The early bird offer of €44.50 for a day ticket and €129.50 for a weekend ticket is top value. That moves up to €54.50 and €149.50 when the early bird offer expires on April 7th.

What’s good and bad
- No camping
Some festival-goers feel that most of the fun happens in the campsite. Some hardly ever leave it. But I think anyone who went to Forbidden Fruit over the past two years gratefully appreciated the ability to walk out of the site and go for a drink in a local pub, or just head home, shower and sleep in a real bed. No camping also means punters will be better behaved, devoid of the opportunity to drink six cans in their tent before heading out into the arena.

What’s bad
- The location viewed in a different light.
Marlay is an awkward place to get to unless you live in the locality. The roads approaching the park are narrow, and there’s no rail or tram access. Post-gigs, traffic jams are frequent and taxis are almost impossible to hail. The last time I was at a gig there – David Guetta last year – it was one of those ‘walk for 40 minutes then eventually call a mate to pick you up’ situations.

Longitude is also a kick in the nads for Forbidden Fruit. Forbidden Fruit is happening a month and a half earlier than MCD’s new venture, yet the Kilmainham festival is only getting its act together now, with the line-up out on Tuesday. Forbidden Fruit is returning to a two-day festival this year over June 1st and 2nd. Its early date worked well for the demographic who save up for the Picnic, as a festival in June is plenty of time before a festival in September. And speaking of the Picnic, which is also taking dilly-dallying to a new level this year, Longitude will almost certainly eat into its audience, especially considering an early bird weekend Longitude ticket AND a weekend Forbidden Fruit ticket adds up to pretty much the same as a weekend camping ticket for the Picnic. Don’t be surprised if a lot of Dubs take that option this year instead of heading to Stradbally.

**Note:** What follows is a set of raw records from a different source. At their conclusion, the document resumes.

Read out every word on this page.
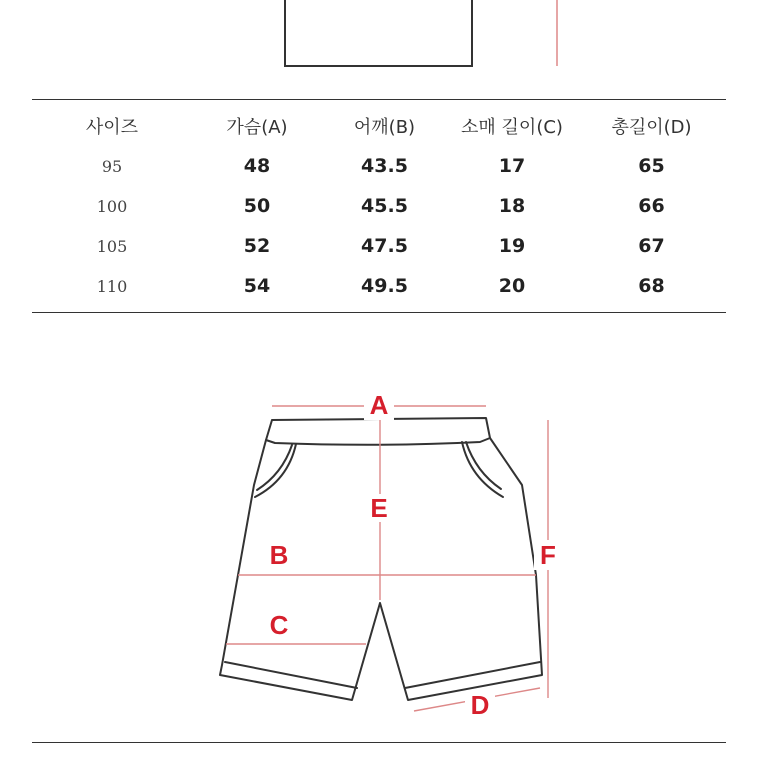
사이즈	가슴(A)	어깨(B)	소매 길이(C)	총길이(D)
95	48	43.5	17	65
100	50	45.5	18	66
105	52	47.5	19	67
110	54	49.5	20	68
A
E
B
C
F
D
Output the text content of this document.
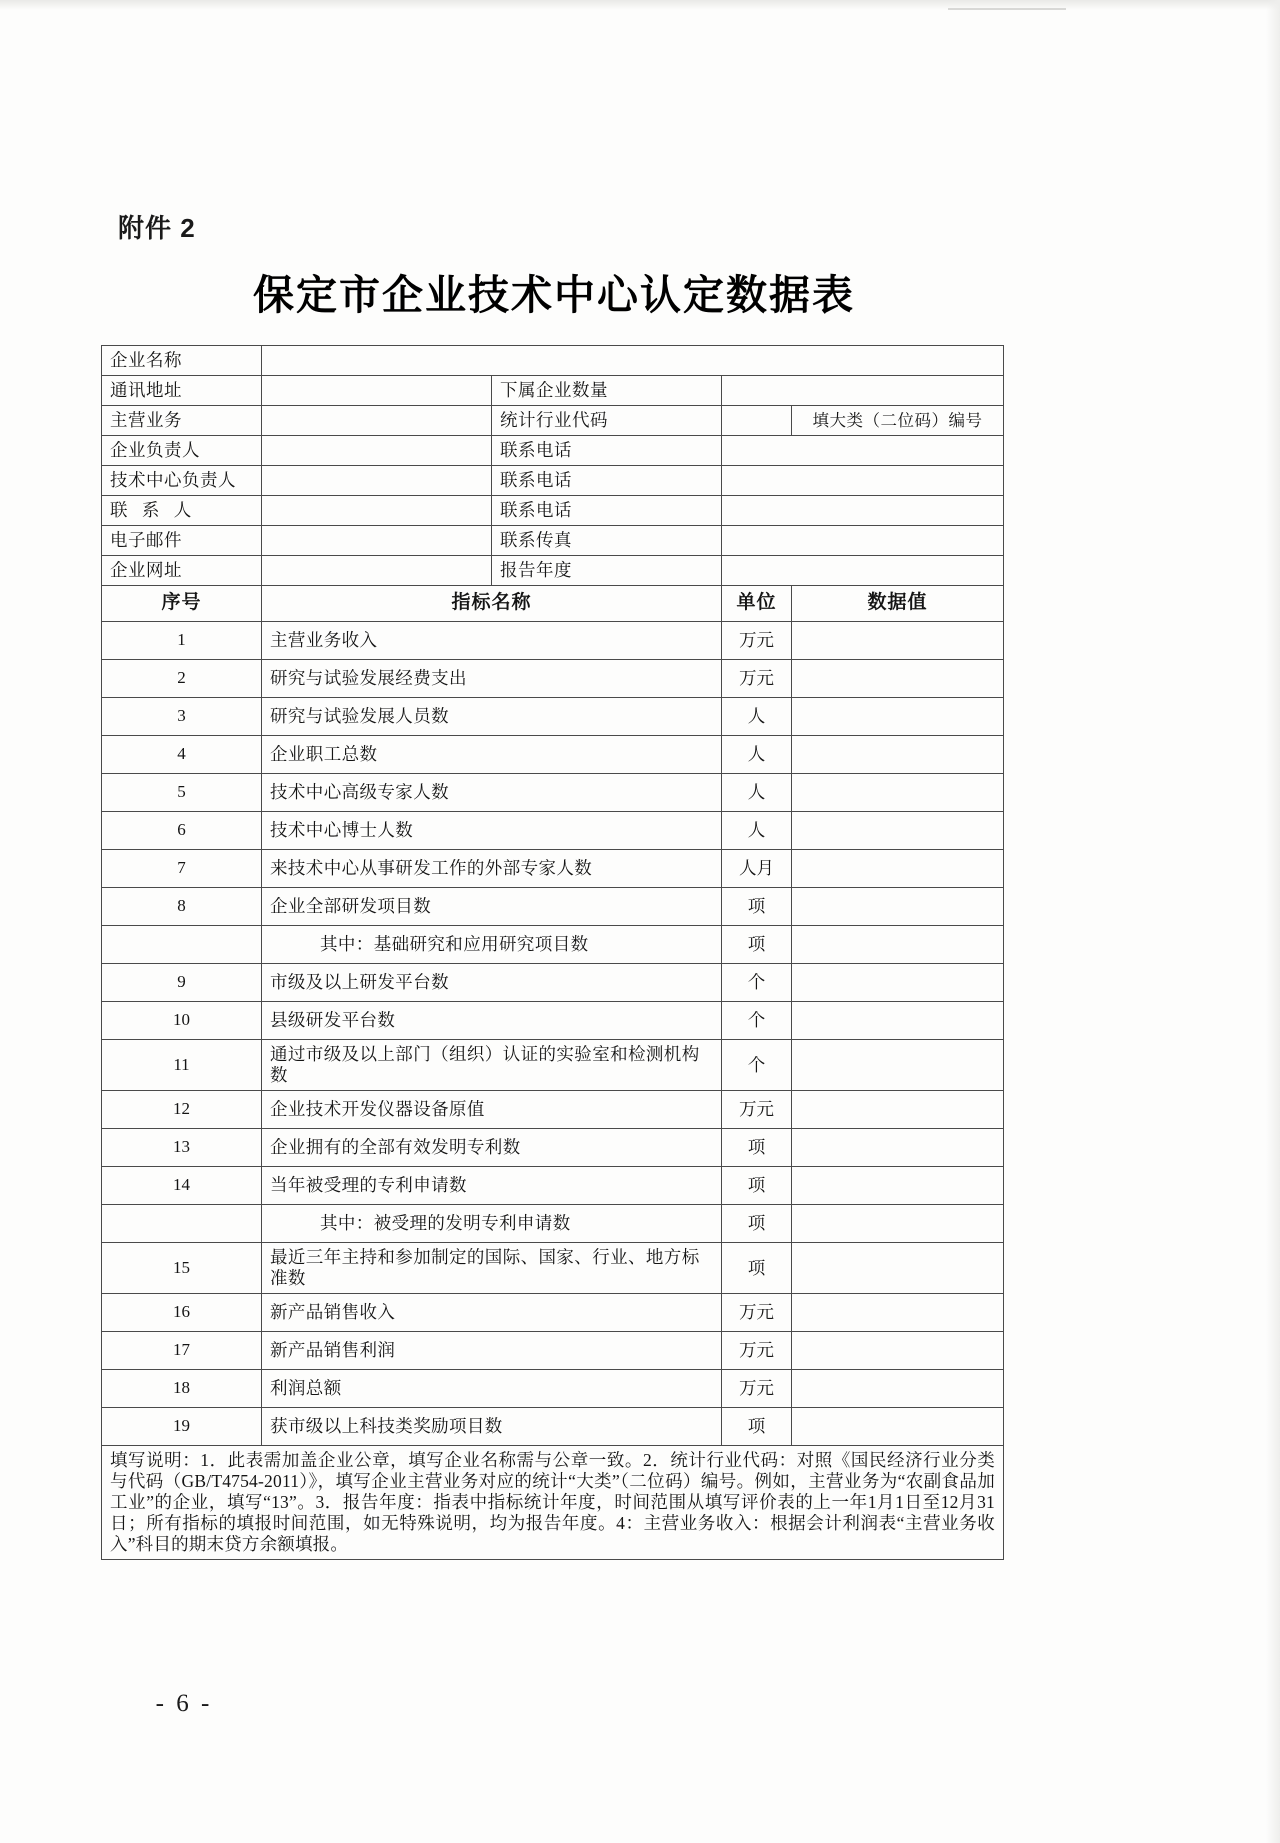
附件 2
保定市企业技术中心认定数据表
企业名称				
通讯地址		下属企业数量		
主营业务		统计行业代码		填大类（二位码）编号
企业负责人		联系电话		
技术中心负责人		联系电话		
联 系 人		联系电话		
电子邮件		联系传真		
企业网址		报告年度		
序号	指标名称		单位	数据值
1	主营业务收入		万元	
2	研究与试验发展经费支出		万元	
3	研究与试验发展人员数		人	
4	企业职工总数		人	
5	技术中心高级专家人数		人	
6	技术中心博士人数		人	
7	来技术中心从事研发工作的外部专家人数		人月	
8	企业全部研发项目数		项	
	其中：基础研究和应用研究项目数		项	
9	市级及以上研发平台数		个	
10	县级研发平台数		个	
11	通过市级及以上部门（组织）认证的实验室和检测机构数		个	
12	企业技术开发仪器设备原值		万元	
13	企业拥有的全部有效发明专利数		项	
14	当年被受理的专利申请数		项	
	其中：被受理的发明专利申请数		项	
15	最近三年主持和参加制定的国际、国家、行业、地方标准数		项	
16	新产品销售收入		万元	
17	新产品销售利润		万元	
18	利润总额		万元	
19	获市级以上科技类奖励项目数		项	
填写说明：1．此表需加盖企业公章，填写企业名称需与公章一致。2．统计行业代码：对照《国民经济行业分类与代码（GB/T4754-2011）》，填写企业主营业务对应的统计“大类”（二位码）编号。例如，主营业务为“农副食品加工业”的企业，填写“13”。3．报告年度：指表中指标统计年度，时间范围从填写评价表的上一年1月1日至12月31日；所有指标的填报时间范围，如无特殊说明，均为报告年度。4：主营业务收入：根据会计利润表“主营业务收入”科目的期末贷方余额填报。				
- 6 -
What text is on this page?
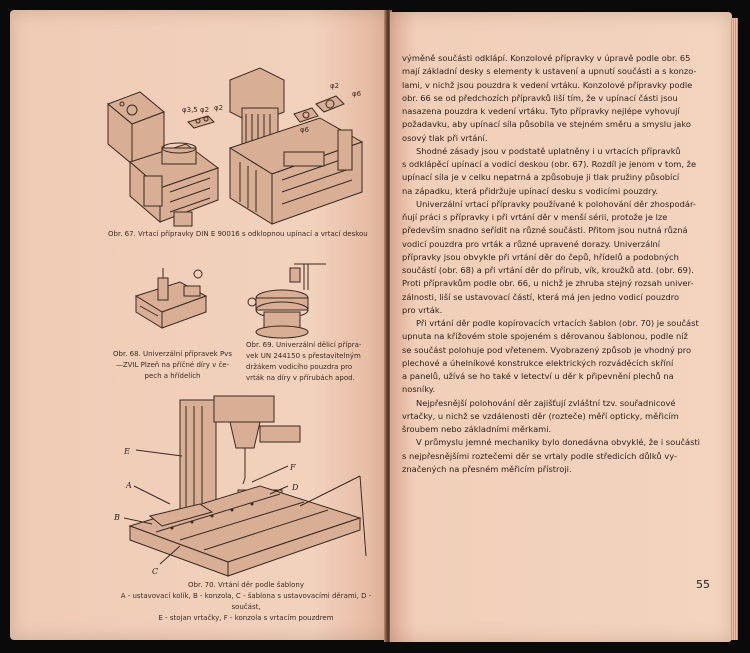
φ3,5 φ2 φ2
φ2
φ6
φ6
Obr. 67. Vrtací přípravky DIN E 90016 s odklopnou upínací a vrtací deskou
Obr. 68. Univerzální přípravek Pvs
—ZVIL Plzeň na příčné díry v če-
pech a hřídelích
Obr. 69. Univerzální dělicí přípra-
vek UN 244150 s přestavitelným
držákem vodicího pouzdra pro
vrták na díry v přírubách apod.
E
F
D
A
B
C
Obr. 70. Vrtání děr podle šablony
A - ustavovací kolík, B - konzola, C - šablona s ustavovacími děrami, D - součást,
E - stojan vrtačky, F - konzola s vrtacím pouzdrem

výměně součásti odklápí. Konzolové přípravky v úpravě podle obr. 65

mají základní desky s elementy k ustavení a upnutí součásti a s konzo-

lami, v nichž jsou pouzdra k vedení vrtáku. Konzolové přípravky podle

obr. 66 se od předchozích přípravků liší tím, že v upínací části jsou

nasazena pouzdra k vedení vrtáku. Tyto přípravky nejlépe vyhovují

požadavku, aby upínací síla působila ve stejném směru a smyslu jako

osový tlak při vrtání.

Shodné zásady jsou v podstatě uplatněny i u vrtacích přípravků

s odklápěcí upínací a vodicí deskou (obr. 67). Rozdíl je jenom v tom, že

upínací síla je v celku nepatrná a způsobuje ji tlak pružiny působící

na západku, která přidržuje upínací desku s vodicími pouzdry.

Univerzální vrtací přípravky používané k polohování děr zhospodár-

ňují práci s přípravky i při vrtání děr v menší sérii, protože je lze

především snadno seřídit na různé součásti. Přitom jsou nutná různá

vodicí pouzdra pro vrták a různé upravené dorazy. Univerzální

přípravky jsou obvykle při vrtání děr do čepů, hřídelů a podobných

součástí (obr. 68) a při vrtání děr do přírub, vík, kroužků atd. (obr. 69).

Proti přípravkům podle obr. 66, u nichž je zhruba stejný rozsah univer-

zálnosti, liší se ustavovací částí, která má jen jedno vodicí pouzdro

pro vrták.

Při vrtání děr podle kopírovacích vrtacích šablon (obr. 70) je součást

upnuta na křížovém stole spojeném s děrovanou šablonou, podle níž

se součást polohuje pod vřetenem. Vyobrazený způsob je vhodný pro

plechové a úhelníkové konstrukce elektrických rozváděcích skříní

a panelů, užívá se ho také v letectví u děr k připevnění plechů na

nosníky.

Nejpřesnější polohování děr zajišťují zvláštní tzv. souřadnicové

vrtačky, u nichž se vzdálenosti děr (rozteče) měří opticky, měřicím

šroubem nebo základními měrkami.

V průmyslu jemné mechaniky bylo donedávna obvyklé, že i součásti

s nejpřesnějšími roztečemi děr se vrtaly podle středicích důlků vy-

značených na přesném měřicím přístroji.

55
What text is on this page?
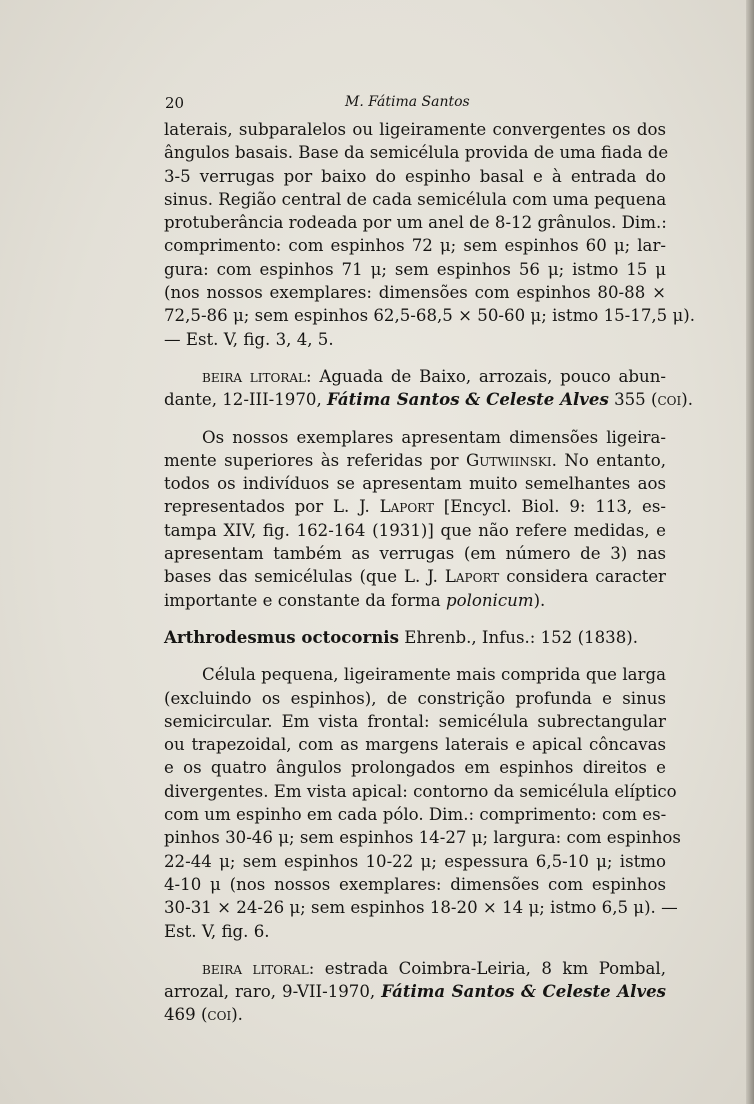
20	M. Fátima Santos

laterais, subparalelos ou ligeiramente convergentes os dos
ângulos basais. Base da semicélula provida de uma fiada de
3-5 verrugas por baixo do espinho basal e à entrada do
sinus. Região central de cada semicélula com uma pequena
protuberância rodeada por um anel de 8-12 grânulos. Dim.:
comprimento: com espinhos 72 μ; sem espinhos 60 μ; lar-
gura: com espinhos 71 μ; sem espinhos 56 μ; istmo 15 μ
(nos nossos exemplares: dimensões com espinhos 80-88 ×
72,5-86 μ; sem espinhos 62,5-68,5 × 50-60 μ; istmo 15-17,5 μ).
— Est. V, fig. 3, 4, 5.

beira litoral: Aguada de Baixo, arrozais, pouco abun-
dante, 12-III-1970, Fátima Santos & Celeste Alves 355 (coi).

Os nossos exemplares apresentam dimensões ligeira-
mente superiores às referidas por Gutwiinski. No entanto,
todos os indivíduos se apresentam muito semelhantes aos
representados por L. J. Laport [Encycl. Biol. 9: 113, es-
tampa XIV, fig. 162-164 (1931)] que não refere medidas, e
apresentam também as verrugas (em número de 3) nas
bases das semicélulas (que L. J. Laport considera caracter
importante e constante da forma polonicum).

Arthrodesmus octocornis Ehrenb., Infus.: 152 (1838).

Célula pequena, ligeiramente mais comprida que larga
(excluindo os espinhos), de constrição profunda e sinus
semicircular. Em vista frontal: semicélula subrectangular
ou trapezoidal, com as margens laterais e apical côncavas
e os quatro ângulos prolongados em espinhos direitos e
divergentes. Em vista apical: contorno da semicélula elíptico
com um espinho em cada pólo. Dim.: comprimento: com es-
pinhos 30-46 μ; sem espinhos 14-27 μ; largura: com espinhos
22-44 μ; sem espinhos 10-22 μ; espessura 6,5-10 μ; istmo
4-10 μ (nos nossos exemplares: dimensões com espinhos
30-31 × 24-26 μ; sem espinhos 18-20 × 14 μ; istmo 6,5 μ). —
Est. V, fig. 6.

beira litoral: estrada Coimbra-Leiria, 8 km Pombal,
arrozal, raro, 9-VII-1970, Fátima Santos & Celeste Alves
469 (coi).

The full Longitude line-up so far is:
Phoenix – Friday
Vampire Weekend – Saturday
Kraftwerk – Sunday
Foals, Yeah Yeah Yeahs, Villagers, Hot Chip, Jake Bugg, Modest Mouse, TEED, Paul Kalkbrenner, SBTRKT (DJ set), Mark Lanegan, Local Natives, Django Django, Jessie Ware, Trentemoller, Kodaline, Mmoths, Tom Odell, AlunaGeorge, Flume, Cast of Cheers, Young Wonder, MO, Mikhael Paskalev, S O H N, Petite Noir, Half Moon Run, Vondelpark and Stealing Sheep.

The rest of the line up will be announced on April 8th, the day after the early bird offer ends.